I can only imagine the thoughts of my Ecuadorian community in my ensuing election fervor. At work, I talked about the election. At home, I struggled through the obstacle course of voting abroad. In my free time, I read party platforms, cut off from all the televised debates.

As I sat drinking my colada and eating patacones at night, I tried to explain to my host family the differences between Obama and Romney; the nuances of our political system; the reason I was so passionate. When my host mother asked if Obama was a girl and why some states were more important than others, I realized how foreign my recent actions must appear.
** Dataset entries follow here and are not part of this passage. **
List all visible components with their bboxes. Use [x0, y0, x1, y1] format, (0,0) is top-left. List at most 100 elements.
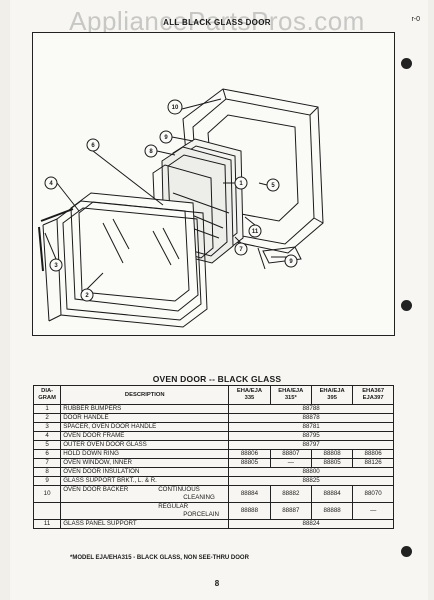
binder-hole-top: [401, 58, 412, 69]
footnote: *MODEL EJA/EHA315 - BLACK GLASS, NON SEE…: [70, 555, 249, 561]
table-cell: 88805: [310, 458, 354, 468]
callout-label: 4: [49, 181, 53, 187]
callout-labels: 10 9 8 6 4 3 2 1 5 7 11 9: [49, 105, 293, 299]
callout-label: 10: [172, 105, 179, 111]
table-cell: 2: [32, 413, 62, 423]
table-cell: 88795: [228, 431, 394, 441]
table-cell: 5: [32, 440, 62, 450]
table-cell: 88888: [310, 502, 354, 520]
table-cell: 88800: [228, 467, 394, 477]
column-header: DESCRIPTION: [60, 385, 230, 405]
table-cell: 88806: [228, 449, 271, 459]
table-cell: 88825: [228, 476, 394, 486]
table-cell: 88797: [228, 440, 394, 450]
table-cell: 88805: [228, 458, 271, 468]
binder-hole-middle: [401, 300, 412, 311]
table-cell: [32, 502, 62, 520]
description-sub-text: CONTINUOUS: [158, 486, 200, 493]
description-sub-text: CLEANING: [183, 494, 215, 501]
table-cell: OUTER OVEN DOOR GLASS: [60, 440, 230, 450]
table-cell: RUBBER BUMPERS: [60, 404, 230, 414]
table-cell: 7: [32, 458, 62, 468]
table-cell: 88884: [228, 485, 271, 503]
callout-circle: [284, 254, 298, 268]
table-cell: DOOR HANDLE: [60, 413, 230, 423]
table-cell: 88878: [228, 413, 394, 423]
table-cell: 88807: [269, 449, 312, 459]
table-cell: 88824: [228, 519, 394, 529]
table-cell: 11: [32, 519, 62, 529]
description-text: OVEN DOOR BACKER: [63, 486, 129, 493]
door-handle-part: [40, 208, 74, 222]
table-cell: 6: [32, 449, 62, 459]
table-cell: 3: [32, 422, 62, 432]
table-cell: 88070: [352, 485, 394, 503]
callout-group: [44, 98, 298, 302]
callout-label: 11: [252, 229, 259, 235]
column-header: EHA367 EJA397: [352, 385, 394, 405]
table-cell: —: [269, 458, 312, 468]
glass-panel-support-part: [262, 246, 302, 264]
column-header: EHA/EJA 395: [310, 385, 354, 405]
table-cell: 9: [32, 476, 62, 486]
callout-label: 7: [239, 247, 243, 253]
table-cell: GLASS SUPPORT BRKT., L. & R.: [60, 476, 230, 486]
callout-label: 2: [85, 293, 89, 299]
table-cell: OVEN WINDOW, INNER: [60, 458, 230, 468]
table-cell: 4: [32, 431, 62, 441]
callout-label: 8: [149, 149, 153, 155]
table-cell: 88781: [228, 422, 394, 432]
table-cell: —: [352, 502, 394, 520]
callout-label: 1: [239, 181, 243, 187]
table-cell: 88808: [310, 449, 354, 459]
watermark: AppliancePartsPros.com: [69, 6, 365, 36]
table-cell: 88888: [228, 502, 271, 520]
exploded-view-drawing: 10 9 8 6 4 3 2 1 5 7 11 9: [38, 88, 324, 328]
description-sub-text: REGULAR: [158, 503, 189, 510]
description-sub-text: PORCELAIN: [183, 511, 219, 518]
table-cell: 88788: [228, 404, 394, 414]
table-cell: GLASS PANEL SUPPORT: [60, 519, 230, 529]
table-cell: 88882: [269, 485, 312, 503]
parts-table: DIA- GRAM DESCRIPTION EHA/EJA 335 EHA/EJ…: [32, 385, 394, 529]
table-header-row: DIA- GRAM DESCRIPTION EHA/EJA 335 EHA/EJ…: [32, 385, 394, 405]
callout-label: 3: [54, 263, 58, 269]
table-cell: 88887: [269, 502, 312, 520]
column-header: EHA/EJA 315*: [269, 385, 312, 405]
column-header: EHA/EJA 335: [228, 385, 271, 405]
binder-hole-bottom: [401, 546, 412, 557]
callout-label: 5: [271, 183, 275, 189]
table-cell: OVEN DOOR FRAME: [60, 431, 230, 441]
page-title: ALL BLACK GLASS DOOR: [163, 18, 271, 27]
corner-mark: r-0: [411, 16, 420, 23]
callout-circle: [167, 99, 183, 115]
table-cell: 1: [32, 404, 62, 414]
callout-label: 6: [91, 143, 95, 149]
callout-label: 9: [164, 135, 168, 141]
table-cell: OVEN DOOR INSULATION: [60, 467, 230, 477]
table-cell: 88126: [352, 458, 394, 468]
table-cell: 88806: [352, 449, 394, 459]
table-cell: HOLD DOWN RING: [60, 449, 230, 459]
exploded-diagram: 10 9 8 6 4 3 2 1 5 7 11 9: [32, 32, 395, 336]
column-header: DIA- GRAM: [32, 385, 62, 405]
callout-label: 9: [289, 259, 293, 265]
table-cell: 10: [32, 485, 62, 503]
page-number: 8: [214, 579, 220, 588]
section-title: OVEN DOOR -- BLACK GLASS: [152, 374, 282, 384]
table-cell: 8: [32, 467, 62, 477]
outer-glass-part: [70, 192, 199, 312]
table-cell: 88884: [310, 485, 354, 503]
In Ecuador, it is obligatory to vote starting at 16. Without doing so you will not be able to obtain a job. A heap of bureaucratic troubles can ensue. There are multiple political parties and multiple rounds of candidate elimination. The very perception of what an election is was different, but is different bad?

The past few months living in the province of Chimborazo, I have pondered this question. Does America actually have the better system? When less than 60 percent of the American population actually turned out this past Election Day, our proclamation of democratic government seems feeble. If we required people to vote, would we create a more representative system?

On the sixth of November, I found myself holed up in a hotel with 10 other Americans. Having all traveled to the closest city in order to have Internet access, our eyes were glued to CNN, BBC, Fox and whatever news channel we could find streaming the returns. We ate cake and ice cream and were all sleep deprived at work the next morning. In part, I was reconnecting with my American culture, but more than anything, we glued our eyes and shouted out results because we did not have to. If voting were an obligation, as in Ecuador, it would become no more mundane than submitting taxes or registering a new car; neither of which I could imagine celebrating with abundant quantities of sugar. The passion to vote, which some have and some do not, would vanish.

I could not tell you the implications of this recent election for my home country or for Ecuador. I have no idea of how global politics interact. What I have learned from living abroad is that the meaning of the word "election" is not universal. For our American culture, and for me, elections are big. Big and important. But only because we want them to be.